VANCOUVER – Meski perhelatan Piala Dunia akan segera berakhir, gairah terhadap sepak bola tidak meredup bagi Alexandre Gangue-Ruzic dan rekan-rekannya di Vancouver. Setiap hari Senin, mereka rutin berkumpul di sebuah lapangan yang tidak biasa untuk menunjukkan kemampuan olah bola mereka di tengah gemerlap kota.
Kisah ini bermula sekitar lima tahun lalu ketika Gangue-Ruzic bersama teman-temannya memutuskan untuk memanfaatkan lapangan hoki jalanan sebagai arena bermain sepak bola. Apa yang awalnya hanya pertemuan santai antar teman dengan jumlah peserta sekitar 10 orang, kini telah berkembang menjadi magnet bagi para penggemar sepak bola dari berbagai penjuru kota Vancouver.
Melalui akun Instagram yang diberi nama Sunset Beach FC, komunitas ini berhasil memperluas jangkauannya secara organik. Kini, setiap Senin sore, lapangan tersebut dipenuhi oleh pemain dari beragam latar belakang yang antusias menyalurkan hobi mereka hingga matahari terbenam. Pemandangan pemain yang mengenakan jersey klub maupun tim nasional menjadi hal lumrah di arena ini.
Format pertandingan yang diterapkan adalah lima lawan lima, yang menyuguhkan aksi dribel memukau dan atmosfer kompetitif.
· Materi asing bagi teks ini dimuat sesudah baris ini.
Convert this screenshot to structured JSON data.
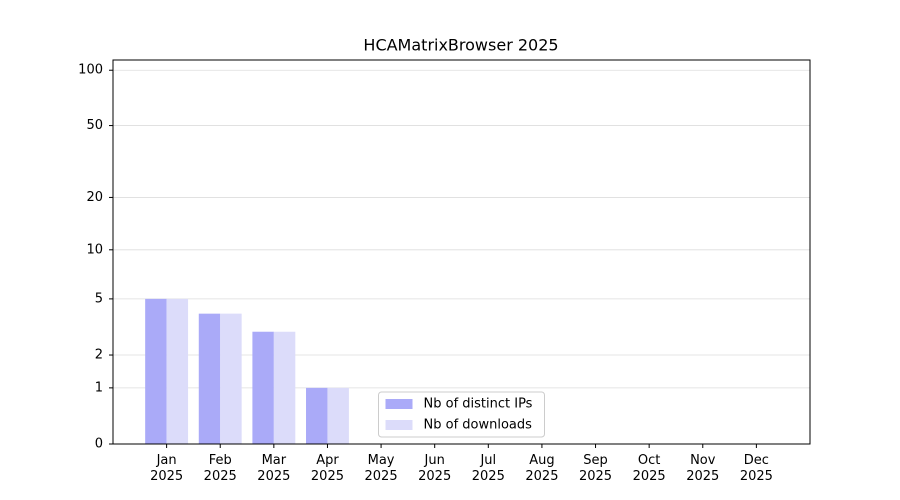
{
  "chart_data": {
    "type": "bar",
    "title": "HCAMatrixBrowser 2025",
    "categories": [
      "Jan\n2025",
      "Feb\n2025",
      "Mar\n2025",
      "Apr\n2025",
      "May\n2025",
      "Jun\n2025",
      "Jul\n2025",
      "Aug\n2025",
      "Sep\n2025",
      "Oct\n2025",
      "Nov\n2025",
      "Dec\n2025"
    ],
    "series": [
      {
        "name": "Nb of distinct IPs",
        "color": "#aaaaf8",
        "values": [
          5,
          4,
          3,
          1,
          0,
          0,
          0,
          0,
          0,
          0,
          0,
          0
        ]
      },
      {
        "name": "Nb of downloads",
        "color": "#dcdcfa",
        "values": [
          5,
          4,
          3,
          1,
          0,
          0,
          0,
          0,
          0,
          0,
          0,
          0
        ]
      }
    ],
    "y_scale": "log1p",
    "ylim": [
      0,
      113.6
    ],
    "yticks": [
      0,
      1,
      2,
      5,
      10,
      20,
      50,
      100
    ],
    "grid": true,
    "legend": "lower center"
  }
}
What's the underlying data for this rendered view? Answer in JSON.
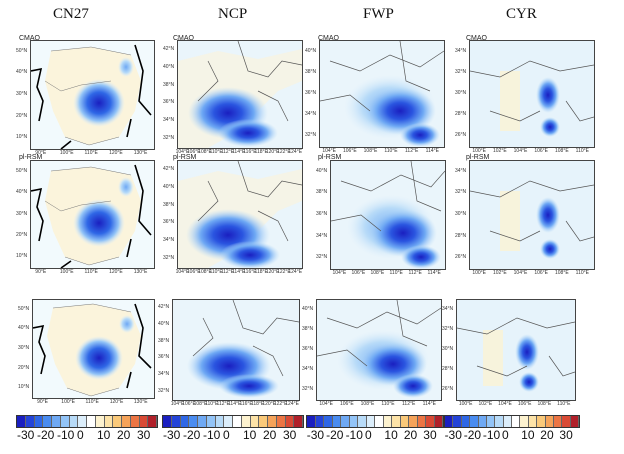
{
  "columns": [
    "CN27",
    "NCP",
    "FWP",
    "CYR"
  ],
  "row_labels": {
    "row1": "CMAQ",
    "row2": "pl-RSM"
  },
  "colorbar": {
    "labels": [
      "-30",
      "-20",
      "-10",
      "0",
      "10",
      "20",
      "30"
    ],
    "colors": [
      "#1a1fc0",
      "#2444d8",
      "#2f67e6",
      "#4a8cf0",
      "#6fa9f4",
      "#93c4f7",
      "#b8dbf8",
      "#dceefb",
      "#ffffff",
      "#fdf2cf",
      "#fde3a8",
      "#fac97a",
      "#f5a35a",
      "#ec7544",
      "#d94a35",
      "#b0202a"
    ]
  },
  "ticks": {
    "CN27": {
      "lon": [
        "90°E",
        "100°E",
        "110°E",
        "120°E",
        "130°E"
      ],
      "lat": [
        "10°N",
        "20°N",
        "30°N",
        "40°N",
        "50°N"
      ]
    },
    "NCP": {
      "lon": [
        "104°E",
        "106°E",
        "108°E",
        "110°E",
        "112°E",
        "114°E",
        "116°E",
        "118°E",
        "120°E",
        "122°E",
        "124°E"
      ],
      "lat": [
        "32°N",
        "34°N",
        "36°N",
        "38°N",
        "40°N",
        "42°N"
      ]
    },
    "FWP": {
      "lon": [
        "104°E",
        "106°E",
        "108°E",
        "110°E",
        "112°E",
        "114°E"
      ],
      "lat": [
        "32°N",
        "34°N",
        "36°N",
        "38°N",
        "40°N"
      ]
    },
    "CYR": {
      "lon": [
        "100°E",
        "102°E",
        "104°E",
        "106°E",
        "108°E",
        "110°E"
      ],
      "lat": [
        "26°N",
        "28°N",
        "30°N",
        "32°N",
        "34°N"
      ]
    }
  }
}
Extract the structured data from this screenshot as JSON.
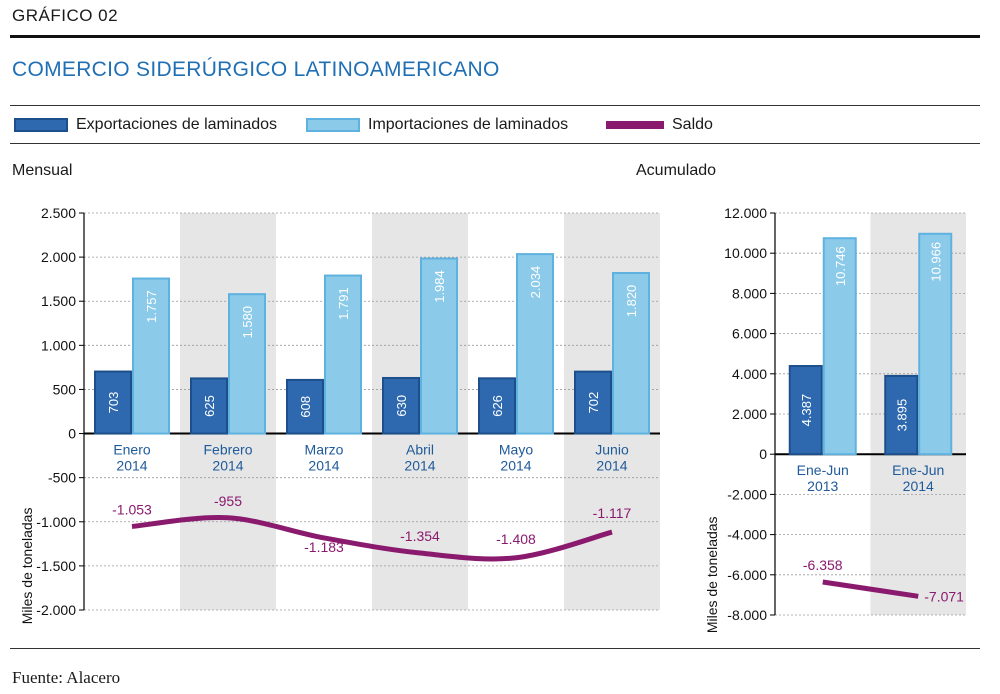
{
  "figure_label": "GRÁFICO  02",
  "title": "COMERCIO SIDERÚRGICO LATINOAMERICANO",
  "legend": {
    "exports": "Exportaciones de laminados",
    "imports": "Importaciones de laminados",
    "saldo": "Saldo"
  },
  "panels": {
    "left_title": "Mensual",
    "right_title": "Acumulado"
  },
  "source": "Fuente:  Alacero",
  "colors": {
    "exports": "#2e69b0",
    "exports_border": "#1d4f8a",
    "imports": "#8ccaea",
    "imports_border": "#5fb2df",
    "saldo": "#8a1a6e",
    "category_text": "#1f5a99",
    "band": "#e6e6e6"
  },
  "chart_data": [
    {
      "type": "bar",
      "title": "Mensual",
      "ylabel": "Miles de toneladas",
      "ylim": [
        -2000,
        2500
      ],
      "yticks": [
        -2000,
        -1500,
        -1000,
        -500,
        0,
        500,
        1000,
        1500,
        2000,
        2500
      ],
      "ytick_labels": [
        "-2.000",
        "-1.500",
        "-1.000",
        "-500",
        "0",
        "500",
        "1.000",
        "1.500",
        "2.000",
        "2.500"
      ],
      "categories": [
        [
          "Enero",
          "2014"
        ],
        [
          "Febrero",
          "2014"
        ],
        [
          "Marzo",
          "2014"
        ],
        [
          "Abril",
          "2014"
        ],
        [
          "Mayo",
          "2014"
        ],
        [
          "Junio",
          "2014"
        ]
      ],
      "series": [
        {
          "name": "Exportaciones de laminados",
          "kind": "bar",
          "values": [
            703,
            625,
            608,
            630,
            626,
            702
          ],
          "labels": [
            "703",
            "625",
            "608",
            "630",
            "626",
            "702"
          ]
        },
        {
          "name": "Importaciones de laminados",
          "kind": "bar",
          "values": [
            1757,
            1580,
            1791,
            1984,
            2034,
            1820
          ],
          "labels": [
            "1.757",
            "1.580",
            "1.791",
            "1.984",
            "2.034",
            "1.820"
          ]
        },
        {
          "name": "Saldo",
          "kind": "line",
          "values": [
            -1053,
            -955,
            -1183,
            -1354,
            -1408,
            -1117
          ],
          "labels": [
            "-1.053",
            "-955",
            "-1.183",
            "-1.354",
            "-1.408",
            "-1.117"
          ]
        }
      ]
    },
    {
      "type": "bar",
      "title": "Acumulado",
      "ylabel": "Miles de toneladas",
      "ylim": [
        -8000,
        12000
      ],
      "yticks": [
        -8000,
        -6000,
        -4000,
        -2000,
        0,
        2000,
        4000,
        6000,
        8000,
        10000,
        12000
      ],
      "ytick_labels": [
        "-8.000",
        "-6.000",
        "-4.000",
        "-2.000",
        "0",
        "2.000",
        "4.000",
        "6.000",
        "8.000",
        "10.000",
        "12.000"
      ],
      "categories": [
        [
          "Ene-Jun",
          "2013"
        ],
        [
          "Ene-Jun",
          "2014"
        ]
      ],
      "series": [
        {
          "name": "Exportaciones de laminados",
          "kind": "bar",
          "values": [
            4387,
            3895
          ],
          "labels": [
            "4.387",
            "3.895"
          ]
        },
        {
          "name": "Importaciones de laminados",
          "kind": "bar",
          "values": [
            10746,
            10966
          ],
          "labels": [
            "10.746",
            "10.966"
          ]
        },
        {
          "name": "Saldo",
          "kind": "line",
          "values": [
            -6358,
            -7071
          ],
          "labels": [
            "-6.358",
            "-7.071"
          ]
        }
      ]
    }
  ]
}
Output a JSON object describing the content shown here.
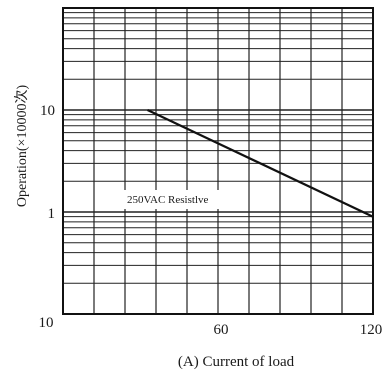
{
  "chart_data": {
    "type": "line",
    "title": "",
    "xlabel": "(A) Current of load",
    "ylabel": "Operation(×10000次)",
    "x_ticks": [
      "10",
      "60",
      "120"
    ],
    "y_ticks": [
      "10",
      "1"
    ],
    "xlim": [
      10,
      120
    ],
    "ylim": [
      0.1,
      100
    ],
    "y_scale": "log",
    "grid": true,
    "series": [
      {
        "x": [
          40,
          120
        ],
        "y": [
          10,
          0.9
        ]
      }
    ],
    "annotations": [
      "250VAC Resistlve"
    ]
  }
}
Uniknya, permainan ini mengadopsi elemen budaya hoki es Kanada, di mana lapangan tertutup memungkinkan bola tetap berada dalam permainan meskipun pemain berada di belakang gawang kecil yang dapat dilipat.
Sistem permainan yang dianut adalah 'king's court', di mana pemenang tetap bertahan di lapangan dan tim yang kalah harus berganti dengan pemain lain yang menunggu. Menurut Gangue-Ruzic, sistem ini menjadi daya tarik utama karena memudahkan siapa saja untuk bergabung tanpa perlu mengenal orang lain terlebih dahulu.
Menjelang berakhirnya turnamen besar di Kanada, para pemain Sunset Beach FC berharap bahwa euforia ini tidak sekadar numpang lewat. Mereka mendesak agar warisan Piala Dunia diwujudkan dalam bentuk penyediaan fasilitas olahraga yang lebih memadai serta peningkatan kesadaran publik terhadap sepak bola akar rumput di Vancouver. Gangue-Ruzic optimis bahwa budaya sepak bola di kota tersebut sedang tumbuh, di mana warga mulai memahami bahwa menjadi kota sepak bola berarti merayakan kebersamaan di jalanan saat tim nasional berlaga atau sekadar bermain bersama di lapangan terbuka.